Once again news media assumes accommodating pre-war posture.
“If George W. Bush launches a pre-emptive war on Iran, House Speaker Nancy Pelosi will bear full moral responsibility for the war,” to quote Patrick Buchanan, former Republican Presidential candidate, political columnist and regular guest on MSNBC’s lineup of cable news shows. According to the Associated Press report written by Mathew Leed and David M Eso, Pelosi withdrew the requirement that Bush seek congressional approval before launching any new war with Iran.
Pelosi’s capitulation came in the Appropriation Committee, which is passing the one hundred billion dollar appropriation for the war in Iraq. “Pelosi’s decision to strip the provision barring Bush from attacking Iran without Congress’ approval “sends the worst possible signal to the White House,” states John Nichols of The Nation magazine. He goes on to write, "Her (Pelosi’s) disastrous misstep could haunt her and the congress for years to come."

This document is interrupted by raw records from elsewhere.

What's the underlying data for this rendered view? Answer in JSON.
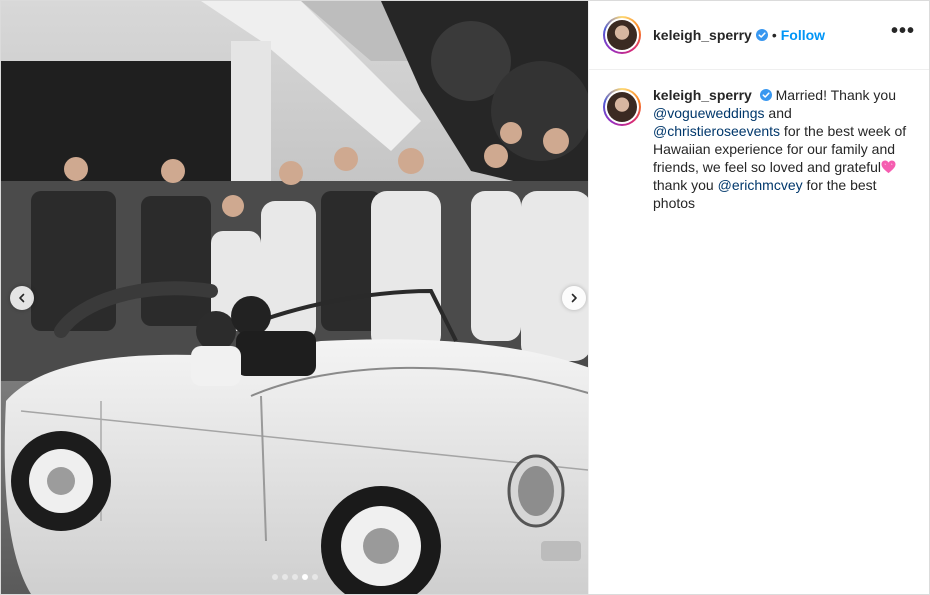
{
  "post": {
    "author": {
      "username": "keleigh_sperry",
      "verified": true,
      "follow_label": "Follow",
      "separator": "•",
      "more_label": "•••"
    },
    "carousel": {
      "total_slides": 5,
      "active_slide": 4
    },
    "caption": {
      "username": "keleigh_sperry",
      "text_1": "Married! Thank you ",
      "mention_1": "@vogueweddings",
      "text_2": " and ",
      "mention_2": "@christieroseevents",
      "text_3": " for the best week of Hawaiian experience for our family and friends, we feel so loved and grateful",
      "emoji": "pink-heart",
      "text_4": " thank you ",
      "mention_3": "@erichmcvey",
      "text_5": " for the best photos"
    }
  },
  "colors": {
    "link_blue": "#0095f6",
    "mention_blue": "#00376b",
    "verified_blue": "#3897f0",
    "text": "#262626",
    "heart_pink": "#f55db0"
  }
}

As Pat Buchanan writes on his website, “This episode, wherein liberal Democrats scuttled a bipartisan effort to require Bush to abide by the Constitution before taking us into a third war in the Middle East, speaks volumes about who has the whip hand on Capitol Hill when it comes to the Middle East. Pelosi gets booed by the Israeli lobby, then runs back to the Hill and gives Bush a blank check for war on Iran, because that is what the lobby demands.”
As a recent Gallop poll shows, AIPAC's continued support for the war in Iraq proves how disconnected the organization is from mainstream Jewish Americans. The results of a recent Gallup poll show that Jewish Americans oppose the war in Iraq more vigorously than any other religious group in the U.S. Seventy-seven percent of U.S. Jews (and 89 percent of Jewish Democrats!) believe the war in Iraq was a mistake.
The real problem is what has been haunting America for decades -- the capitulation of the President, the Senate, Congress and the news media to AIPAC, the powerful Israeli lobbying group. In our research, which covered the ten largest newspapers in America, we found not one American newspaper that headlined this momentous withdrawal of the provision to require the president to do what the constitution calls for.
An editor I spoke with at the Hill newspaper expressed surprise at the Gallop poll results. My sense is that a number of news editors are equally accommodating to this vocal and powerful minority within a minority. Jews make up 1.6 percent of the national population.
The New York Times published a mea culpa on May 26, 2004 on its editorial page, in effect apologizing for a similar lack of coverage after the troops were on the ground in Iraq and the war proved to be a total disaster.
“… we have found a number of instances of coverage that was not as rigorous as it should have been. In some cases, information that was controversial then, and seems questionable now, was insufficiently qualified or allowed to stand unchallenged. Looking back, we wish we had been more aggressive in re-examining the claims as new evidence emerged — or failed to emerge.”
Well, as Reagan would say, there you go again, Mr. New York Times, and the rest of the news media, once again leaving the country out there "dangling and twisting in the wind," at the mercy of AIPAC and George Bush. And that's a horrifying position.